Abaküs Yazılım
17. Ceza Dairesi
Esas No: 2017/5295
Karar No: 2018/440
Karar Tarihi: 15.01.2018

Hırsızlık - işyeri dokunulmazlığının ihlali - Yargıtay 17. Ceza Dairesi 2017/5295 Esas 2018/440 Karar Sayılı İlamı

17. Ceza Dairesi         2017/5295 E.  ,  2018/440 K.

    "İçtihat Metni"

    MAHKEMESİ :Asliye Ceza Mahkemesi
    SUÇLAR : Hırsızlık, işyeri dokunulmazlığının ihlali
    HÜKÜM : Mahkumiyet

    Yerel mahkemece verilen hükümler temyiz edilmekle, başvurunun süresi ve kararların niteliği ile suç tarihine göre dosya görüşüldü:
    Dairemizce benimsenen Yargıtay Ceza Genel Kurulu"nun 22.06.2010 tarih, 2010/6-124 Esas ve 2010/156 Karar sayılı içtihadında belirtildiği üzere, mevzuatımızda zorunlu müdafilik sistemini öngören yasanın amacı, kendisini savunmak için yeterli maddi olanağı bulunmayanların, bu hakkı kullanamamalarından kaynaklanabilecek olası hak kayıplarının önlenmesi, dolayısıyla da savunma hakkının etkin kullanılabilmesinin sağlanması suretiyle adil yargılamanın gerçekleştirilmesidir. Bunun doğal sonucu olarak, maddi olanakları elverişli olan sanık nasıl ki vekâletname vermek suretiyle dilediği avukatı serbestçe tayin edebiliyorsa, maddi olanağı bulunmayan sanığın da aynı şekilde müdafiliğini üstlenecek avukatını serbestçe belirleyebilmesi, en azından kendisine tayin edilen avukatı değiştirme hakkının bulunması, daha da ötesi, görülmeye başlayacak davada kendisine müdafi olarak bir avukat atanacağının sanığa bildirilmesi gereklidir.
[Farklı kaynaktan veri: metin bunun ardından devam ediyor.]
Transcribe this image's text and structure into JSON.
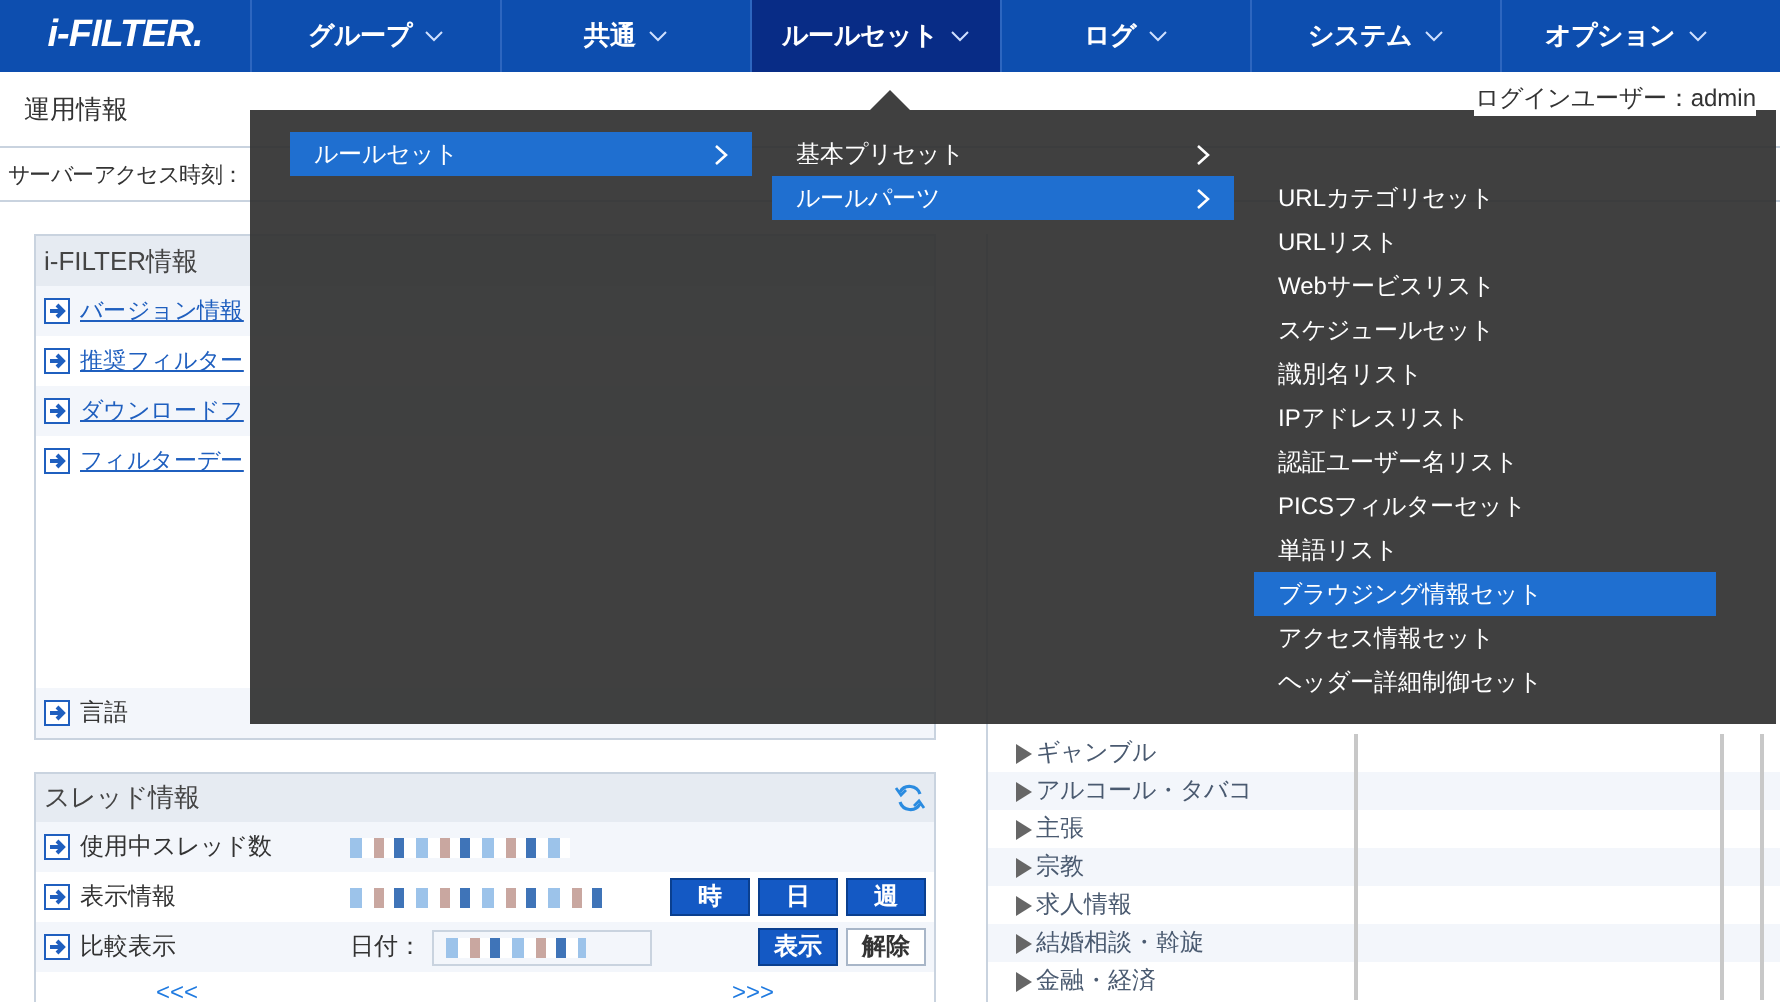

Kendisine müdafi atandığını dahi bilmeyen ya da kendisine müdafi atanmakla birlikte bu avukatın değiştirilmesini isteme hakkına sahip bulunmayan bir sanığın, atandığını dahi bilmediği veya beğenmediği halde muhatap olmak zorunda kaldığı müdafin tüm tasarruflarından sorumlu tutulması gerektiğini veya bu müdafin yaptığı tüm işlemleri peşinen kabul etmiş sayılacağını söylemek nasıl mümkün değilse, böyle bir durumda savunma hakkının tam anlamıyla kullanılabileceğini düşünmek de olası değildir.
    Kendisine zorunlu bir müdafi görevlendirileceğinin sanığa bildirilmediği ve sanığın bu konudaki iradesine değer verilmediği ya da başka bir ifadeyle sanığın bu konudaki iradesinin dosya kapsamından anlaşılamadığı durumlarda, hükmün müdafi yanında sanığın kendisine de tebliğinin, adil yargılanma hakkının bir gereği olduğu kabul edilmelidir.
    Bu açıklamalar ışığında somut olay değerlendirildiğinde; sanık ..."in yargılamada mahkemece atanan müdafi av. ..."dan haberdar olmadığı, sanığın yokluğunda, müdafinin yüzünde verilen 19.07.2016 tarihli kararın sanığa tebliğ edilmediği, müdafinin ise kararı temyiz etmediği, bu nedenle sanık ..."in sonradan vekaletname ile atadığı müdafi avukat Feride Laçin"in kararı süresinde temyiz ettiği anlaşılmakla yapılan incelemede;
    Sanıkların eylemlerine uyan 5237 sayılı TCK"nın 142/1-b, 116/2, 119/1-c. maddelerindeki suçların gerektirdiği cezaların türü ve yukarı sınırlarına göre, aynı Yasanın 66/1-e, 66/2, 67/4. maddelerinde öngörülen 12 yıllık dava zamanaşımının, suç tarihi olan 30.09.2005 tarihinden inceleme tarihine kadar geçmiş bulunması,
    Bozmayı gerektirmiş, sanık ... müdafi ve sanık ..."nın temyiz nedeni bu itibarla yerinde görülmüş olduğundan, hükümlerin açıklanan nedenle tebliğnameye kısmen uygun olarak BOZULMASINA, bozma nedeni yeniden yargılama yapılmasını gerektirmediğinden, 5320 sayılı Yasa"nın 8/1. maddesi yollamasıyla 1412 sayılı CMUK"nun 322. maddesinin verdiği yetkiye dayanılarak, sanıklar hakkında açılan kamu davalarının zamanaşımı nedeniyle DÜŞMESİNE, 15.01.2018 tarihinde oybirliğiyle karar verildi.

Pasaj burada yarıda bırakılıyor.